Although the number of Fortune 500 companies with over 40% diversity on boards has reached 200, which is almost four times higher than the 2010 figure – it reached a height of 38.3% in 2020 – the average growth in diverse boards has been less than 0.5% since 2004.
Therefore, the report is suggesting that board representation will not reach the aspirational 40% until 2074 across all Fortune 500 companies.
Although 29 Fortune 500 companies demonstrated 60% or greater female and minority representation on their boards, six Fortune 500 companies still have an entirely white male board.
In addition, the diversity success in the past four years since ADP and Deloitte’s 5th report in 2016 is not shared equally. It is mainly concentrated in Fortune 100 companies and among white women.
White women have seen a 20.6% increase in board seats numbers since 2018 – they gained 209 seats in 2020 – compared to 29 seats for Black women, 13 and 14 seats for Latino men and Latina women respectively, and 33 and 28 seats for Asian or Pacific Islander men and women respectively.
Minority men, in particular, saw no substantial increase in the rate of their representation with Black men actually seeing a decrease of five board seats in 2020, compared to 2016 levels.
Further to this, women and ethnic minorities often serve on more than one board – ADP and Deloitte’s research found that 36% of diverse board seats are occupied by those who serve on multiple boards. This is because Fortune 500 companies usually pull from existing minority board members rather than bringing in new directors. There is an urgent need to share out the board member opportunities more widely.
ADP chair Linda Akutagawa said: “While we applaud the progress that businesses have made in increasing board diversity, we need to ensure representation is holistic and inclusive for all – not just for one segment of an underrepresented population.
“Despite heightened focus on board diversity the past year, not a single Fortune 500 boardroom is representative of the population of the US.”

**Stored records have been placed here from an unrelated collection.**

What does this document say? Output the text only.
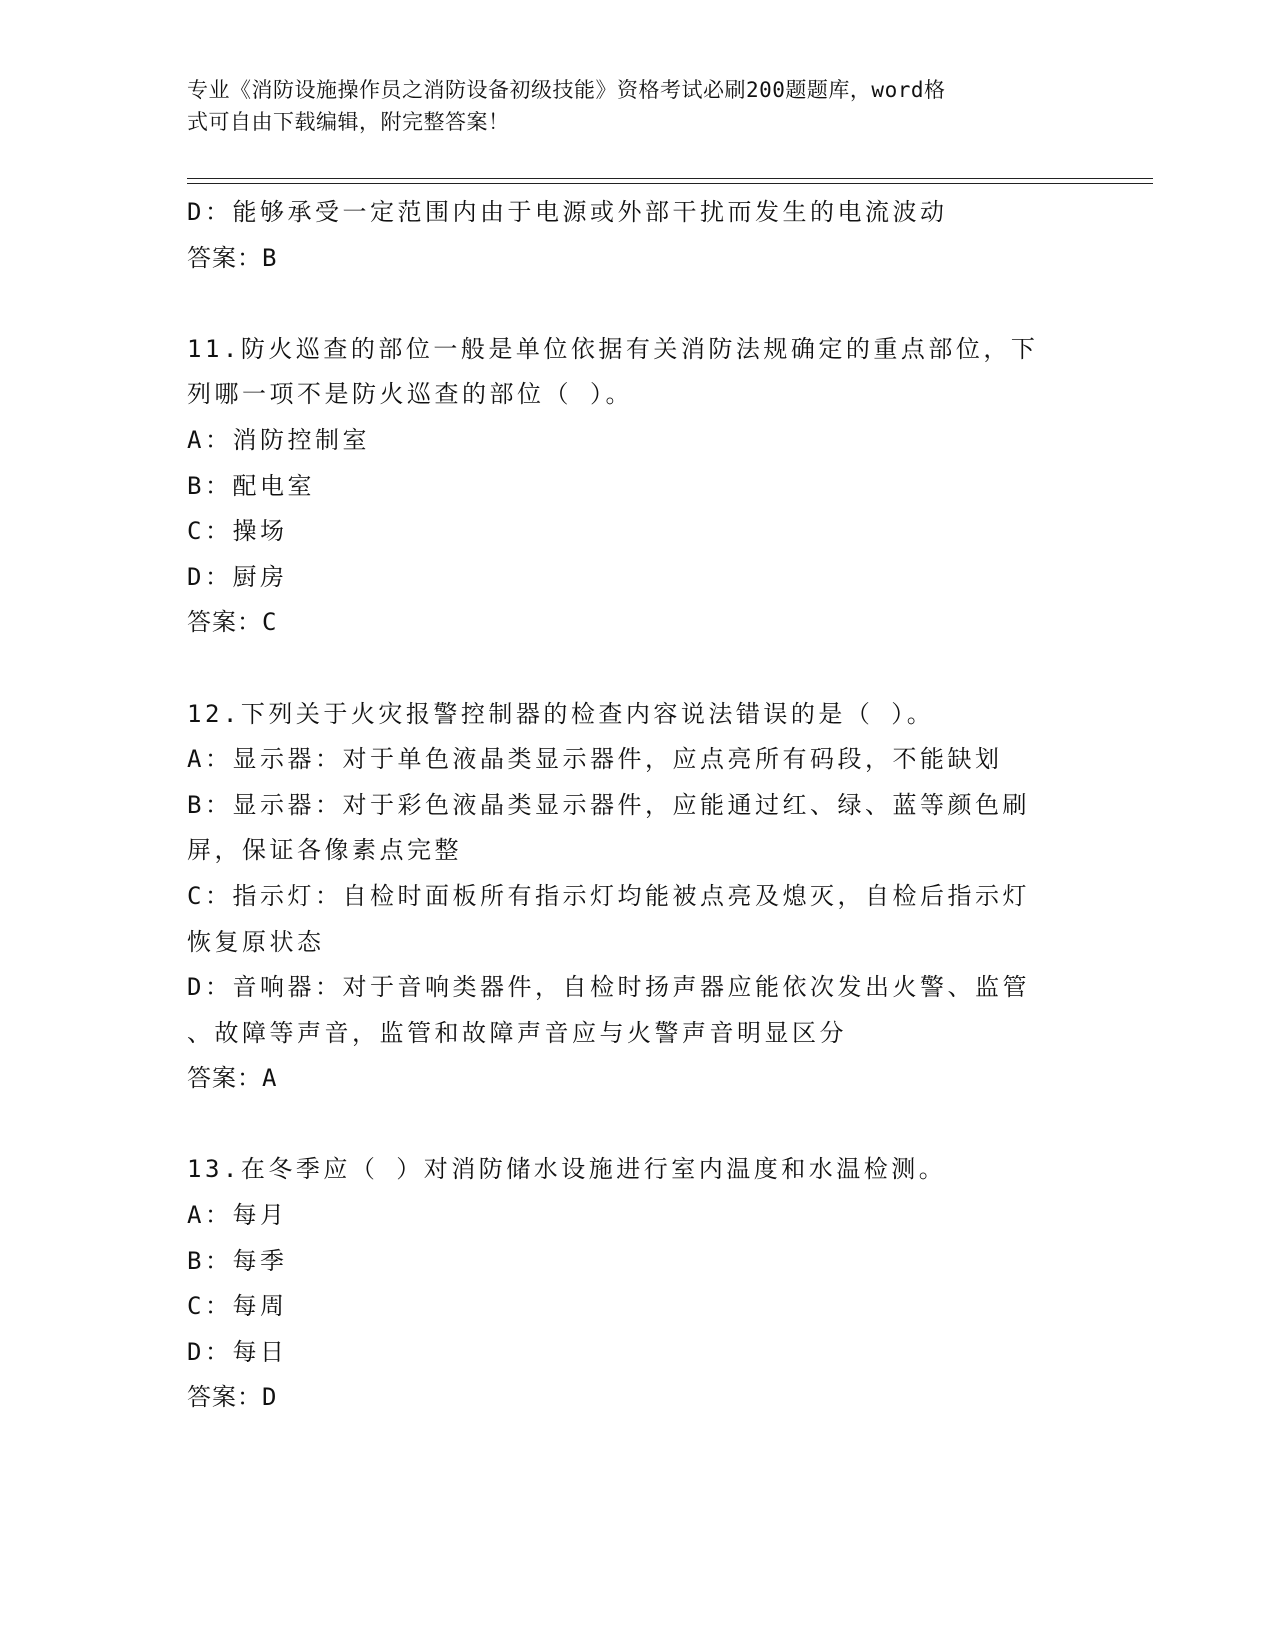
专业《消防设施操作员之消防设备初级技能》资格考试必刷200题题库，word格
式可自由下载编辑，附完整答案！
D：能够承受一定范围内由于电源或外部干扰而发生的电流波动
答案：B
11.防火巡查的部位一般是单位依据有关消防法规确定的重点部位，下
列哪一项不是防火巡查的部位（ ）。
A：消防控制室
B：配电室
C：操场
D：厨房
答案：C
12.下列关于火灾报警控制器的检查内容说法错误的是（ ）。
A：显示器：对于单色液晶类显示器件，应点亮所有码段，不能缺划
B：显示器：对于彩色液晶类显示器件，应能通过红、绿、蓝等颜色刷
屏，保证各像素点完整
C：指示灯：自检时面板所有指示灯均能被点亮及熄灭，自检后指示灯
恢复原状态
D：音响器：对于音响类器件，自检时扬声器应能依次发出火警、监管
、故障等声音，监管和故障声音应与火警声音明显区分
答案：A
13.在冬季应（ ）对消防储水设施进行室内温度和水温检测。
A：每月
B：每季
C：每周
D：每日
答案：D
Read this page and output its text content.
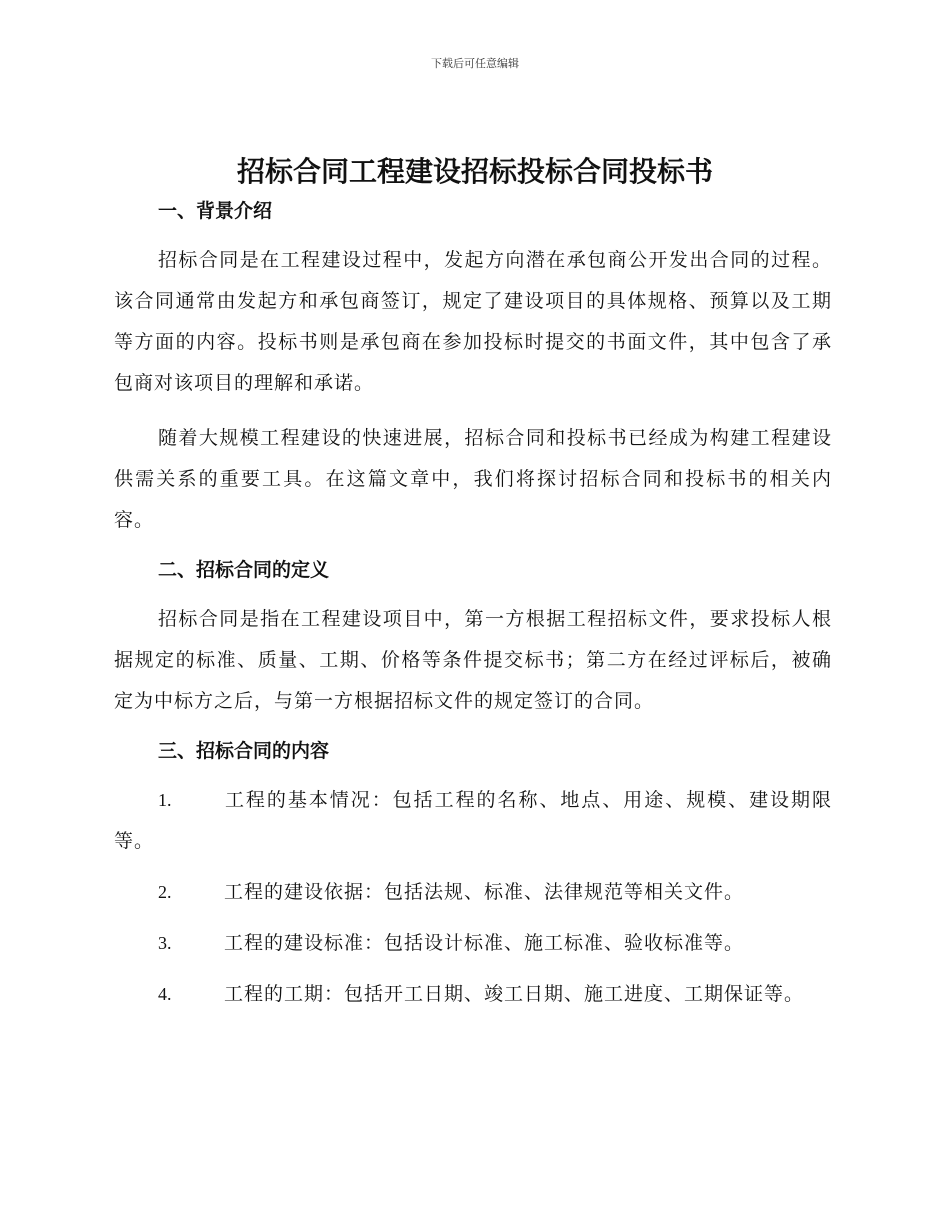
下载后可任意编辑
招标合同工程建设招标投标合同投标书

一、背景介绍

招标合同是在工程建设过程中，发起方向潜在承包商公开发出合同的过程。该合同通常由发起方和承包商签订，规定了建设项目的具体规格、预算以及工期等方面的内容。投标书则是承包商在参加投标时提交的书面文件，其中包含了承包商对该项目的理解和承诺。

随着大规模工程建设的快速进展，招标合同和投标书已经成为构建工程建设供需关系的重要工具。在这篇文章中，我们将探讨招标合同和投标书的相关内容。

二、招标合同的定义

招标合同是指在工程建设项目中，第一方根据工程招标文件，要求投标人根据规定的标准、质量、工期、价格等条件提交标书；第二方在经过评标后，被确定为中标方之后，与第一方根据招标文件的规定签订的合同。

三、招标合同的内容

1.	工程的基本情况：包括工程的名称、地点、用途、规模、建设期限等。

2.	工程的建设依据：包括法规、标准、法律规范等相关文件。

3.	工程的建设标准：包括设计标准、施工标准、验收标准等。

4.	工程的工期：包括开工日期、竣工日期、施工进度、工期保证等。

Deloitte risk and financial advisory chief talent office and Center for Board Effectiveness national managing partner Carey Owen added: “The ‘Missing Pieces’ report shows that while considerable progress has been made, and that companies are moving in the right direction in terms of equal representation on boards, there is still work to be done.
However, ADP and Deloitte’s report is optimistic that the world is on a cusp of accelerated progress in terms of diversity, equity and inclusion at board level, particularly given the workplace disruption that we are all experiencing at the moment.
However, to achieve this ADP notes “it is time for boards to be cognizant of and not to rely on the potential unconscious bias that could be a default to “who do we know” when presented with a board opening. This opportunity can shape the future of business and the board.”